D.Bravo : " Entre Nice et moi, c'est une histoire d'amour"

 

Extrait "Le foot"

 

 

Daniel, que représente l'OGC Nice pour vous ?

Nice fait partie avec le PSG, où j'ai passé sept ans, des clubs qui ont marqué ma carrière. J'ai également joué sept ans à Nice mais en trois fois. La première fois, c'était magique. C'est dans ce club que j ai débuté en pro. J'étais très aimé. Les gens ont été exceptionnels avec moi.

Entre Nice et le PSG, votre coeur balance.
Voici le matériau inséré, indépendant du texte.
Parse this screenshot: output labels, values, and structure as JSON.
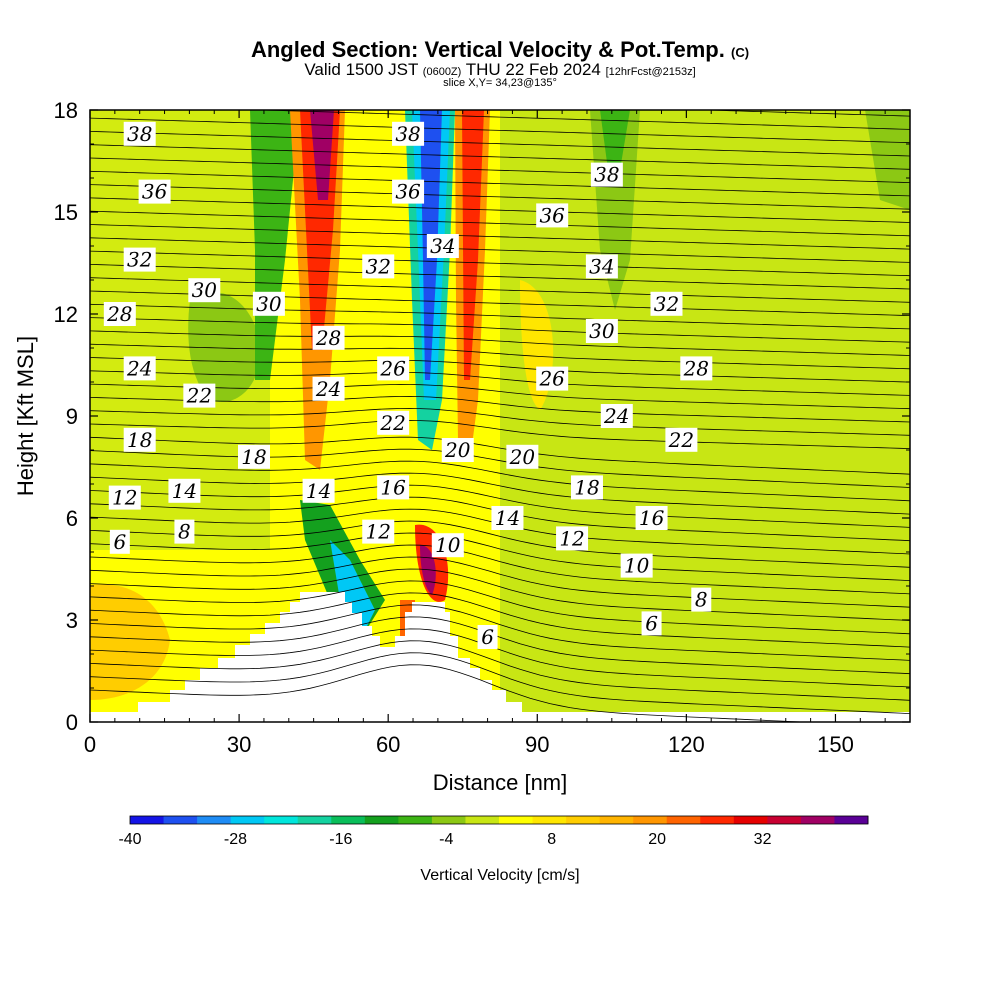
{
  "header": {
    "title": "Angled Section: Vertical Velocity & Pot.Temp.",
    "title_suffix": "(C)",
    "valid_a": "Valid 1500 JST",
    "valid_zulu": "(0600Z)",
    "valid_b": "THU 22 Feb 2024",
    "forecast": "[12hrFcst@2153z]",
    "slice": "slice X,Y= 34,23@135°"
  },
  "chart_data": {
    "type": "heatmap",
    "xlabel": "Distance [nm]",
    "ylabel": "Height [Kft MSL]",
    "xlim": [
      0,
      165
    ],
    "ylim": [
      0,
      18
    ],
    "x_ticks": [
      0,
      30,
      60,
      90,
      120,
      150
    ],
    "y_ticks": [
      0,
      3,
      6,
      9,
      12,
      15,
      18
    ],
    "colorbar": {
      "label": "Vertical Velocity [cm/s]",
      "ticks": [
        -40,
        -28,
        -16,
        -4,
        8,
        20,
        32
      ],
      "range": [
        -40,
        44
      ],
      "step": 4,
      "colors": [
        "#1414e6",
        "#1e50f0",
        "#1e8cf5",
        "#00c8f5",
        "#00e6dc",
        "#14d2a0",
        "#0abe5a",
        "#14a01e",
        "#3cb414",
        "#8cc814",
        "#c8e614",
        "#ffff00",
        "#ffe600",
        "#ffcd00",
        "#ffb400",
        "#ff9600",
        "#ff6400",
        "#ff2800",
        "#e60000",
        "#c80032",
        "#a00064",
        "#5a0096"
      ]
    },
    "theta_contour_labels": [
      {
        "x": 10,
        "y": 17.3,
        "v": "38"
      },
      {
        "x": 13,
        "y": 15.6,
        "v": "36"
      },
      {
        "x": 10,
        "y": 13.6,
        "v": "32"
      },
      {
        "x": 23,
        "y": 12.7,
        "v": "30"
      },
      {
        "x": 36,
        "y": 12.3,
        "v": "30"
      },
      {
        "x": 6,
        "y": 12.0,
        "v": "28"
      },
      {
        "x": 10,
        "y": 10.4,
        "v": "24"
      },
      {
        "x": 22,
        "y": 9.6,
        "v": "22"
      },
      {
        "x": 10,
        "y": 8.3,
        "v": "18"
      },
      {
        "x": 33,
        "y": 7.8,
        "v": "18"
      },
      {
        "x": 7,
        "y": 6.6,
        "v": "12"
      },
      {
        "x": 19,
        "y": 6.8,
        "v": "14"
      },
      {
        "x": 6,
        "y": 5.3,
        "v": "6"
      },
      {
        "x": 19,
        "y": 5.6,
        "v": "8"
      },
      {
        "x": 46,
        "y": 6.8,
        "v": "14"
      },
      {
        "x": 58,
        "y": 5.6,
        "v": "12"
      },
      {
        "x": 64,
        "y": 17.3,
        "v": "38"
      },
      {
        "x": 64,
        "y": 15.6,
        "v": "36"
      },
      {
        "x": 71,
        "y": 14.0,
        "v": "34"
      },
      {
        "x": 58,
        "y": 13.4,
        "v": "32"
      },
      {
        "x": 48,
        "y": 11.3,
        "v": "28"
      },
      {
        "x": 61,
        "y": 10.4,
        "v": "26"
      },
      {
        "x": 48,
        "y": 9.8,
        "v": "24"
      },
      {
        "x": 61,
        "y": 8.8,
        "v": "22"
      },
      {
        "x": 74,
        "y": 8.0,
        "v": "20"
      },
      {
        "x": 61,
        "y": 6.9,
        "v": "16"
      },
      {
        "x": 72,
        "y": 5.2,
        "v": "10"
      },
      {
        "x": 104,
        "y": 16.1,
        "v": "38"
      },
      {
        "x": 93,
        "y": 14.9,
        "v": "36"
      },
      {
        "x": 103,
        "y": 13.4,
        "v": "34"
      },
      {
        "x": 116,
        "y": 12.3,
        "v": "32"
      },
      {
        "x": 103,
        "y": 11.5,
        "v": "30"
      },
      {
        "x": 93,
        "y": 10.1,
        "v": "26"
      },
      {
        "x": 122,
        "y": 10.4,
        "v": "28"
      },
      {
        "x": 106,
        "y": 9.0,
        "v": "24"
      },
      {
        "x": 119,
        "y": 8.3,
        "v": "22"
      },
      {
        "x": 87,
        "y": 7.8,
        "v": "20"
      },
      {
        "x": 100,
        "y": 6.9,
        "v": "18"
      },
      {
        "x": 84,
        "y": 6.0,
        "v": "14"
      },
      {
        "x": 113,
        "y": 6.0,
        "v": "16"
      },
      {
        "x": 97,
        "y": 5.4,
        "v": "12"
      },
      {
        "x": 110,
        "y": 4.6,
        "v": "10"
      },
      {
        "x": 123,
        "y": 3.6,
        "v": "8"
      },
      {
        "x": 113,
        "y": 2.9,
        "v": "6"
      },
      {
        "x": 80,
        "y": 2.5,
        "v": "6"
      }
    ]
  }
}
Avec Nice, c'est le coeur qui parle. Ce fut une expérience humaine formidable même si je n'y ai gagné aucun titre contrairement à Paris (un titre de champion, deux Coupes de France, une Coupe de la Ligue et une Coupe des Coupes, Noir). A Nice, les gens m'adoraient... C'est vrai que je n'ai rien gagné avec Nice mais si l'équipe avait été plus compétitive je ne sais pas non plus si on m'aurait donné l'opportunité de jouer aussi tôt (17ans). . .

C'est d'ailleurs là qu'est né votre surnom de "Petit Prince du Ray".
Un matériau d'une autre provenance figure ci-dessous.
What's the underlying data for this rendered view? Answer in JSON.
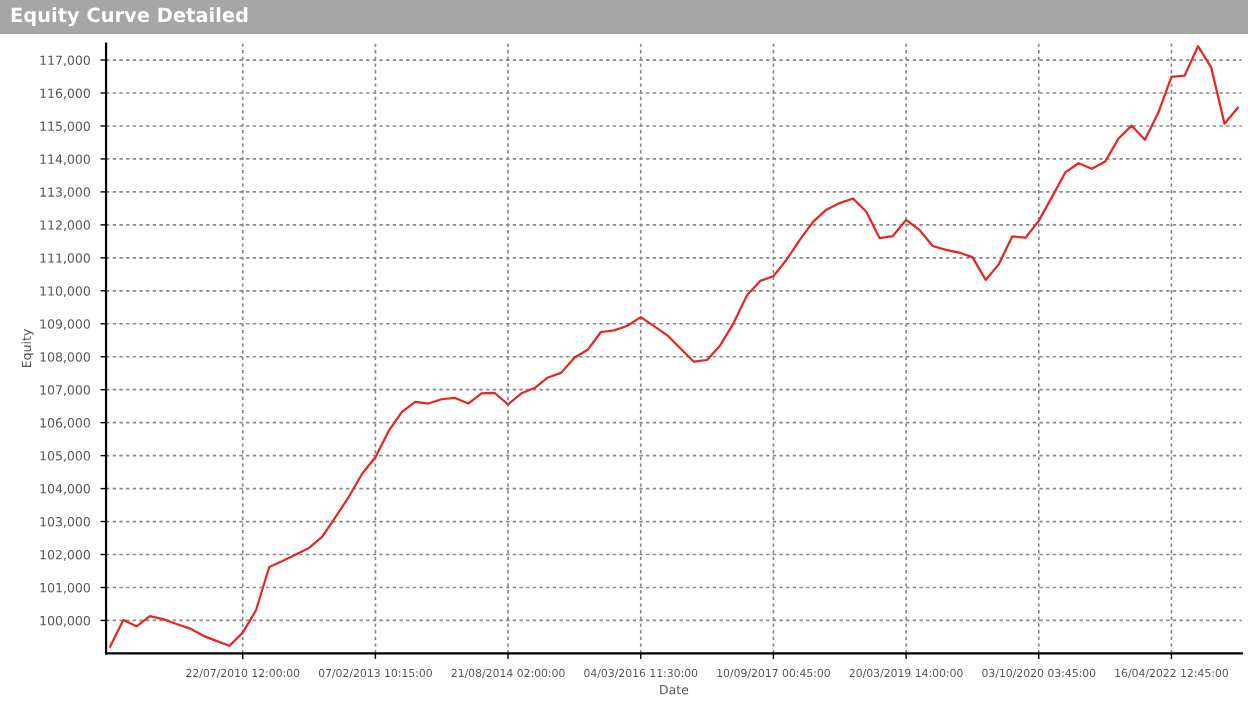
{
  "chart_data": {
    "type": "line",
    "title": "Equity Curve Detailed",
    "xlabel": "Date",
    "ylabel": "Equity",
    "categories": [
      null,
      null,
      null,
      null,
      null,
      null,
      null,
      null,
      null,
      null,
      "22/07/2010 12:00:00",
      null,
      null,
      null,
      null,
      null,
      null,
      null,
      null,
      null,
      "07/02/2013 10:15:00",
      null,
      null,
      null,
      null,
      null,
      null,
      null,
      null,
      null,
      "21/08/2014 02:00:00",
      null,
      null,
      null,
      null,
      null,
      null,
      null,
      null,
      null,
      "04/03/2016 11:30:00",
      null,
      null,
      null,
      null,
      null,
      null,
      null,
      null,
      null,
      "10/09/2017 00:45:00",
      null,
      null,
      null,
      null,
      null,
      null,
      null,
      null,
      null,
      "20/03/2019 14:00:00",
      null,
      null,
      null,
      null,
      null,
      null,
      null,
      null,
      null,
      "03/10/2020 03:45:00",
      null,
      null,
      null,
      null,
      null,
      null,
      null,
      null,
      null,
      "16/04/2022 12:45:00",
      null,
      null,
      null,
      null,
      null
    ],
    "series": [
      {
        "color": "#e8251f",
        "values": [
          99200,
          100010,
          99820,
          100130,
          100040,
          99890,
          99760,
          99540,
          99380,
          99230,
          99630,
          100310,
          101620,
          101800,
          102000,
          102200,
          102540,
          103140,
          103750,
          104450,
          104950,
          105750,
          106330,
          106630,
          106580,
          106710,
          106750,
          106580,
          106890,
          106900,
          106550,
          106890,
          107050,
          107370,
          107510,
          107970,
          108210,
          108750,
          108800,
          108940,
          109200,
          108930,
          108650,
          108250,
          107850,
          107900,
          108350,
          109020,
          109860,
          110300,
          110440,
          110950,
          111550,
          112100,
          112460,
          112660,
          112800,
          112400,
          111600,
          111660,
          112150,
          111850,
          111360,
          111240,
          111160,
          111020,
          110330,
          110810,
          111650,
          111610,
          112120,
          112850,
          113590,
          113870,
          113700,
          113920,
          114610,
          115010,
          114580,
          115390,
          116490,
          116530,
          117420,
          116770,
          115070,
          115550
        ]
      }
    ],
    "ylim": [
      99000,
      117500
    ],
    "yticks": [
      {
        "value": 100000,
        "label": "100,000"
      },
      {
        "value": 101000,
        "label": "101,000"
      },
      {
        "value": 102000,
        "label": "102,000"
      },
      {
        "value": 103000,
        "label": "103,000"
      },
      {
        "value": 104000,
        "label": "104,000"
      },
      {
        "value": 105000,
        "label": "105,000"
      },
      {
        "value": 106000,
        "label": "106,000"
      },
      {
        "value": 107000,
        "label": "107,000"
      },
      {
        "value": 108000,
        "label": "108,000"
      },
      {
        "value": 109000,
        "label": "109,000"
      },
      {
        "value": 110000,
        "label": "110,000"
      },
      {
        "value": 111000,
        "label": "111,000"
      },
      {
        "value": 112000,
        "label": "112,000"
      },
      {
        "value": 113000,
        "label": "113,000"
      },
      {
        "value": 114000,
        "label": "114,000"
      },
      {
        "value": 115000,
        "label": "115,000"
      },
      {
        "value": 116000,
        "label": "116,000"
      },
      {
        "value": 117000,
        "label": "117,000"
      }
    ],
    "grid": true,
    "line_style": "solid"
  }
}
Tout à fait Les gens m'aimaient tellement que même quand je n'étais pas bon le public disait que c'était les autres qui ne bougeaient pas bien autour de moi. Quand je suis parti à Monaco et que les gens étaient durs, parfois trop d'ailleurs, je l'ai très mal pris car je n'avais pas l'habitude de ça. En plus, mon transfert avait été important 7 MF (1 euros), soit le plus gros transfert franco-français à l'époque. Le public monégasque était dur et moi je tombais des nues car à Nice j'étais le chouchou...

Ce surnom n'était-il pas trop difficile à porter ?
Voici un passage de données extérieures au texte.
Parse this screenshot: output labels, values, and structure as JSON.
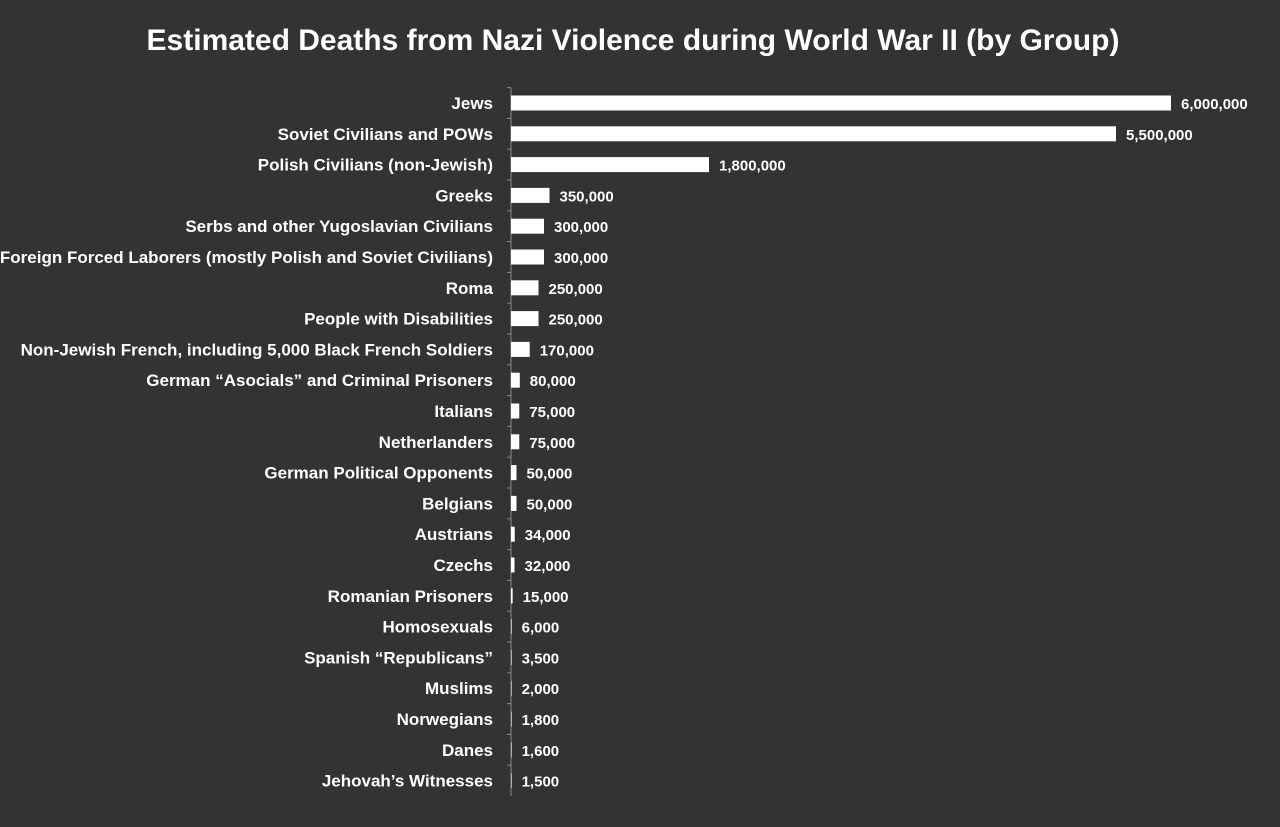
{
  "colors": {
    "background": "#333333",
    "bar": "#ffffff",
    "text": "#ffffff",
    "axis": "#888888"
  },
  "chart_data": {
    "type": "bar",
    "orientation": "horizontal",
    "title": "Estimated Deaths from Nazi Violence during World War II (by Group)",
    "xlabel": "",
    "ylabel": "",
    "xlim": [
      0,
      6000000
    ],
    "grid": false,
    "legend": "none",
    "categories": [
      "Jews",
      "Soviet Civilians and POWs",
      "Polish Civilians (non-Jewish)",
      "Greeks",
      "Serbs and other Yugoslavian Civilians",
      "Foreign Forced Laborers (mostly Polish and Soviet Civilians)",
      "Roma",
      "People with Disabilities",
      "Non-Jewish French, including 5,000 Black French Soldiers",
      "German “Asocials” and Criminal Prisoners",
      "Italians",
      "Netherlanders",
      "German Political Opponents",
      "Belgians",
      "Austrians",
      "Czechs",
      "Romanian Prisoners",
      "Homosexuals",
      "Spanish “Republicans”",
      "Muslims",
      "Norwegians",
      "Danes",
      "Jehovah’s Witnesses"
    ],
    "values": [
      6000000,
      5500000,
      1800000,
      350000,
      300000,
      300000,
      250000,
      250000,
      170000,
      80000,
      75000,
      75000,
      50000,
      50000,
      34000,
      32000,
      15000,
      6000,
      3500,
      2000,
      1800,
      1600,
      1500
    ],
    "value_labels": [
      "6,000,000",
      "5,500,000",
      "1,800,000",
      "350,000",
      "300,000",
      "300,000",
      "250,000",
      "250,000",
      "170,000",
      "80,000",
      "75,000",
      "75,000",
      "50,000",
      "50,000",
      "34,000",
      "32,000",
      "15,000",
      "6,000",
      "3,500",
      "2,000",
      "1,800",
      "1,600",
      "1,500"
    ]
  }
}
Non, mais ensuite ça m'a suivi à Monaco et au PSG. J'étais le Petit Prince de Louis II et du Parc. .. Mais le Petit Prince, ça ne pouvait marcher qu à Nice. .. Vous sentez-vous plus niçois que toulousain ? Je suis parti de chez moi j' avais 16 ans. La première année, je jouais en 3e Division et la suivante avec les pros. J'arrivais de mon bled à côté de Toulouse et je ne m'y attendais vraiment pas ! C'était une histoire incroyable, une histoire d'amour avec les gens...

Qu'est ce qui vous a manqué pour gagner quelque chose avec le gym?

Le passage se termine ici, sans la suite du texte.